The dark, dystopian visions of A Clockwork Orange earned it an X-rating in the United States, but those visions also secured four Oscar nominations for the Warner Bros. release, including best picture, best director and best adapted screenplay.

The movie’s legacy was complicated further in 1973 when Kubrick himself withdrew the film’s U.K. distribution, which effectively made it illegal to screen the feature in Britain for more than 25 years. The filmmaker made that choice amid the feverish press coverage of two high-profile violent criminal cases with suspects who purportedly invoked the film’s imagery (in one instance by the way they were dressed, in the other instance by what they sang).

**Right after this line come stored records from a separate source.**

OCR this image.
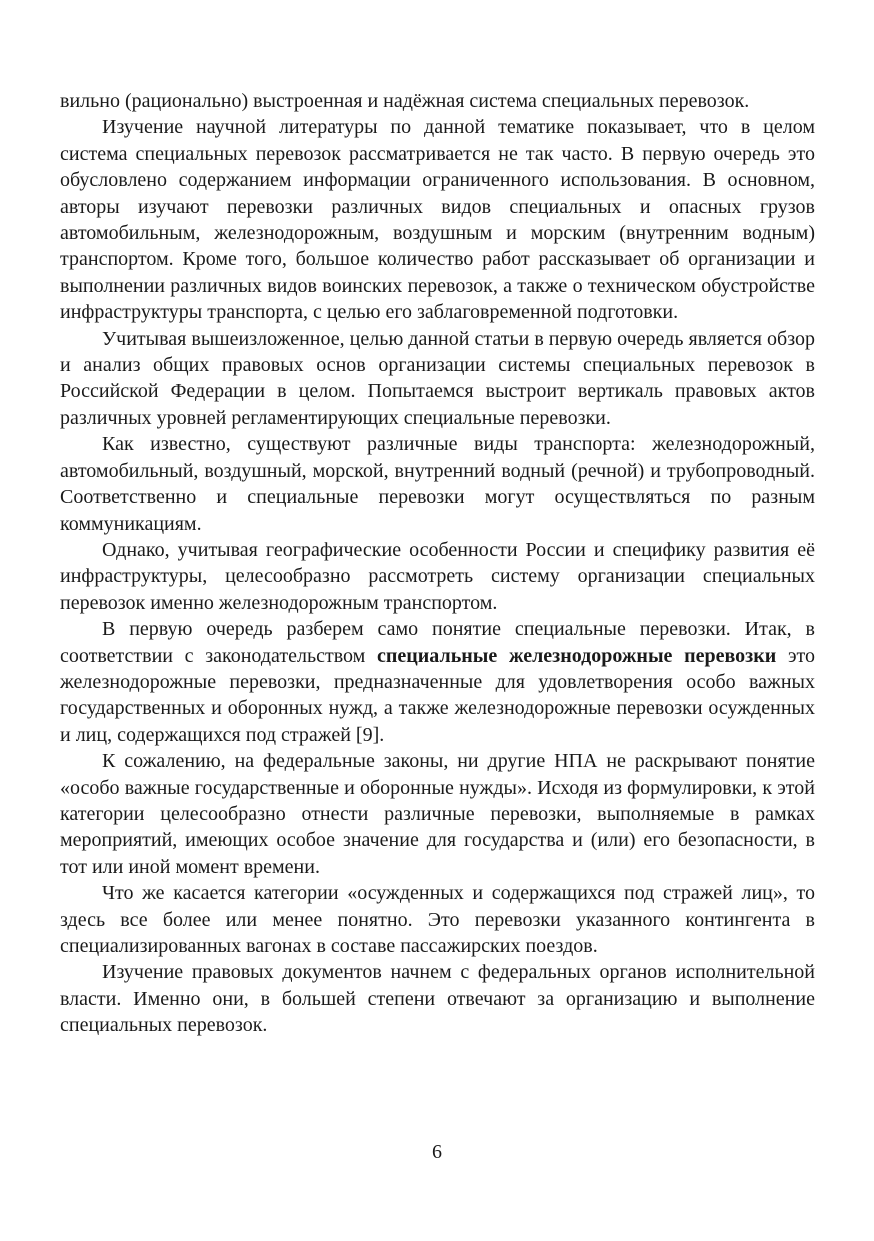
вильно (рационально) выстроенная и надёжная система специальных перевозок.

Изучение научной литературы по данной тематике показывает, что в целом система специальных перевозок рассматривается не так часто. В первую очередь это обусловлено содержанием информации ограниченного использования. В основном, авторы изучают перевозки различных видов специальных и опасных грузов автомобильным, железнодорожным, воздушным и морским (внутренним водным) транспортом. Кроме того, большое количество работ рассказывает об организации и выполнении различных видов воинских перевозок, а также о техническом обустройстве инфраструктуры транспорта, с целью его заблаговременной подготовки.

Учитывая вышеизложенное, целью данной статьи в первую очередь является обзор и анализ общих правовых основ организации системы специальных перевозок в Российской Федерации в целом. Попытаемся выстроит вертикаль правовых актов различных уровней регламентирующих специальные перевозки.

Как известно, существуют различные виды транспорта: железнодорожный, автомобильный, воздушный, морской, внутренний водный (речной) и трубопроводный. Соответственно и специальные перевозки могут осуществляться по разным коммуникациям.

Однако, учитывая географические особенности России и специфику развития её инфраструктуры, целесообразно рассмотреть систему организации специальных перевозок именно железнодорожным транспортом.

В первую очередь разберем само понятие специальные перевозки. Итак, в соответствии с законодательством специальные железнодорожные перевозки это железнодорожные перевозки, предназначенные для удовлетворения особо важных государственных и оборонных нужд, а также железнодорожные перевозки осужденных и лиц, содержащихся под стражей [9].

К сожалению, на федеральные законы, ни другие НПА не раскрывают понятие «особо важные государственные и оборонные нужды». Исходя из формулировки, к этой категории целесообразно отнести различные перевозки, выполняемые в рамках мероприятий, имеющих особое значение для государства и (или) его безопасности, в тот или иной момент времени.

Что же касается категории «осужденных и содержащихся под стражей лиц», то здесь все более или менее понятно. Это перевозки указанного контингента в специализированных вагонах в составе пассажирских поездов.

Изучение правовых документов начнем с федеральных органов исполнительной власти. Именно они, в большей степени отвечают за организацию и выполнение специальных перевозок.

6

If the anniversary was to take the film to Cannes, McDowell planned tobe there to drink it all in, perhaps with a glass of milk. He had also decided to make a to toast Kubrick who, he said, would have been outraged by the site and all that goes with its aura.

“The joke is the film would never have been entered at the Cannes Film Festival, it would never have won a prize,” McDowell said. “And Kubrick hated the idea of being judged by these sorts of semi-intellectuals, you know. French critics or whatever. He loathed it. So that’s sort of amusing just in itself.”